/DIRL

Primary LanguagePython

Doubly Inhomogeneous Reinforcement Learning

This repository contains the implementation for the paper "Doubly Non-homogeneous Reinforcement Learning" in Python (and R for plotting). The main challenge lies in that not only each subject can have their own system dynamics, but the system dynamics may evolve over time for each subject. In this work, we assume that at each time point, subjects can be grouped into clusters defined by their system dynamics. We provide some concrete examples with two subjects and a single change point (including merge, split, promotion, evolution, etc.) to elaborate.

drawing

Figure 1: Basic building blocks with two subjects (one in each row) and a single change point. Different dynamics are represented by distinct colors.

File Overview

  • Folder functions/: This folder contains all utility Python functions used in numerical experiments including simulation and data analysis

    • simu_mean_detect implements the proposed change point and cluster detection method for Non-homogeneous environment.
    • compute_test_statistics_separateA.py computes the optimal policy.
    • evaluation.py implements the evaluation procedure. Specifically, it contains functions for estimating the optimal policy and estimating the value of the policy using fitted-Q evaluation.
    • simulate_data_1d.py generates data in 1-dimensional simulation. It contains functions to simulate data in s scenarios of different transition.
    • simulate_data_1d_flexible.py generated data in 1-dimensional simulation with more flexibility.
  • Folder simulations/: This folder contains the platform that realizes the 1-dimensional simulation in the paper. Files starting with plot in their names contain codes to generate plots in the paper.
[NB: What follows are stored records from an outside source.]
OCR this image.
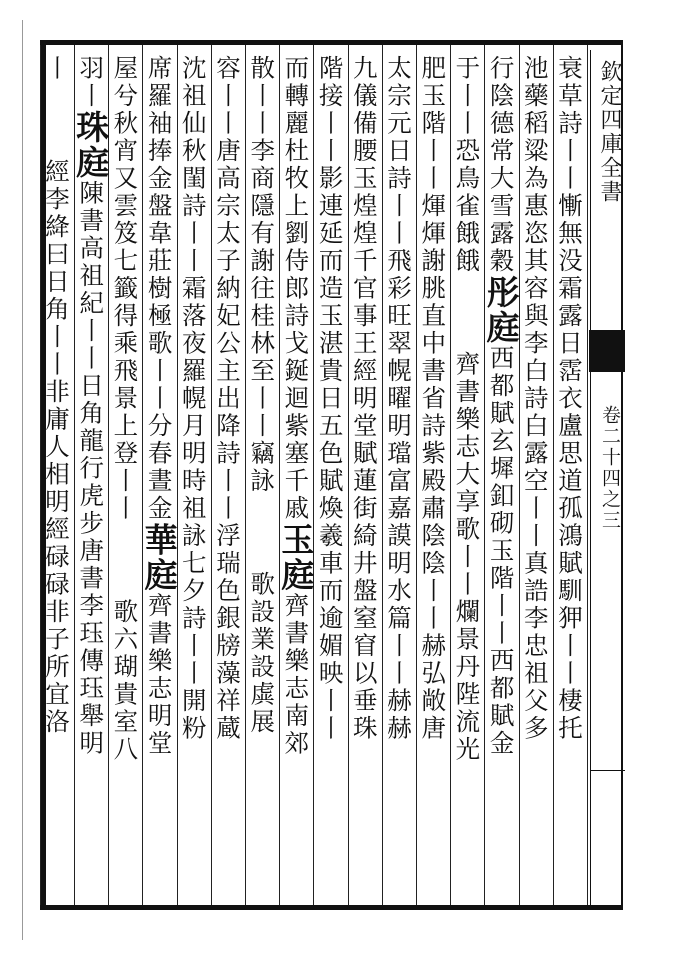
欽定四庫全書
卷二十四之三
衰草詩丨丨慚無没霜露日霑衣盧思道孤鴻賦馴狎丨丨棲托
池藥稻粱為惠恣其容與李白詩白露空丨丨真誥李忠祖父多
行陰德常大雪露穀彤庭西都賦玄墀釦砌玉階丨丨西都賦金
于丨丨恐鳥雀餓餓齊書樂志大享歌丨丨爛景丹陛流光
肥玉階丨丨煇煇謝朓直中書省詩紫殿肅陰陰丨丨赫弘敞唐
太宗元日詩丨丨飛彩旺翠幌曜明璫富嘉謨明水篇丨丨赫赫
九儀備腰玉煌煌千官事王經明堂賦蓮街綺井盤窒窅以垂珠
階接丨丨影連延而造玉湛貴日五色賦煥羲車而逾媚映丨丨
而轉麗杜牧上劉侍郎詩戈鋋迴紫塞千戚玉庭齊書樂志南郊
散丨丨李商隱有謝往桂林至丨丨竊詠歌設業設虡展
容丨丨唐高宗太子納妃公主出降詩丨丨浮瑞色銀牓藻祥蔵
沈祖仙秋閨詩丨丨霜落夜羅幌月明時祖詠七夕詩丨丨開粉
席羅袖捧金盤韋莊樹極歌丨丨分春晝金華庭齊書樂志明堂
屋兮秋宵又雲笈七籤得乘飛景上登丨丨歌六瑚貴室八
羽丨珠庭陳書高祖紀丨丨日角龍行虎步唐書李珏傳珏舉明
丨經李絳曰日角丨丨非庸人相明經碌碌非子所宜洛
    • Folder final_perf/: This folder contains the code for offline estimation in Section 5.1.1 and Section 5.1.2.
      • run_maxiter.py simulates 1-dimensional data with different-sign transition functions and test for double non-homogeneity. Usage:
      python 01_sim_1d_run.py {init} {N} {T} {setting} {nthread} {cov} {threshold_type} {K} {max_iter} {random_cp}
      See the annotation in the script for the meanings of arguments. Example:
      python 01_sim_1d_run.py kmeans 50 50 pwconst2 8 0.25 maxcusum 2 10 0
      • run_maxiter_samesign.py simulates 1-dimensional data with same-sign transition functions and test for double non-homogeneity.
      • collect_results.py collect simulation results of the performance of the proposed method to generate Figure 3 and Figure 4 in the paper.
      • collect_results.py collect simulation results of the performance of the proposed method given numbers of clusters when the transition functions of the two clusters have the same sign on the interaction term.
      • plot_fig3_cp.py creates Figure 3 of the estimation performance the proposed method given different initial change point locations.
      • plot_fig4_cp.py creates Figure 4 of the estimation performance the proposed method given different numbers of clusters.
      • To run the 1-dimensional simulation in sequence,
      bash create_maxiter.sh
      bash create_maxiter_samesign.sh
    • Folder value/: This folder contains the code for online evaluation in Section 5.1.2.
      • run_value.py estimates the value of different policies in environment where different clusters have different signs on the interaction term in the transition functions.
      • run_value_samesign.py estimates the value of different policies in environment where different clusters have the same sign in the interaction term in the transition functions.
      • collect_results.py collect simulation results of the value of the proposed method when the transition functions of the two clusters have different signs on the interaction term.
      • collect_results_samesign.py collect simulation results of the value of the proposed method when the transition functions of the two clusters have the same sign on the interaction term.
      • plot_fig5_supp1_value.py creates Figure 5 in the paper and the Figure 1 in the supplement of value difference distribution.
      • To run the evaluation in sequence,
      bash create_value.sh
      bash create_value.samesign.sh
  • Folder output contains raw results and corresponding figures of the simulation in the paper.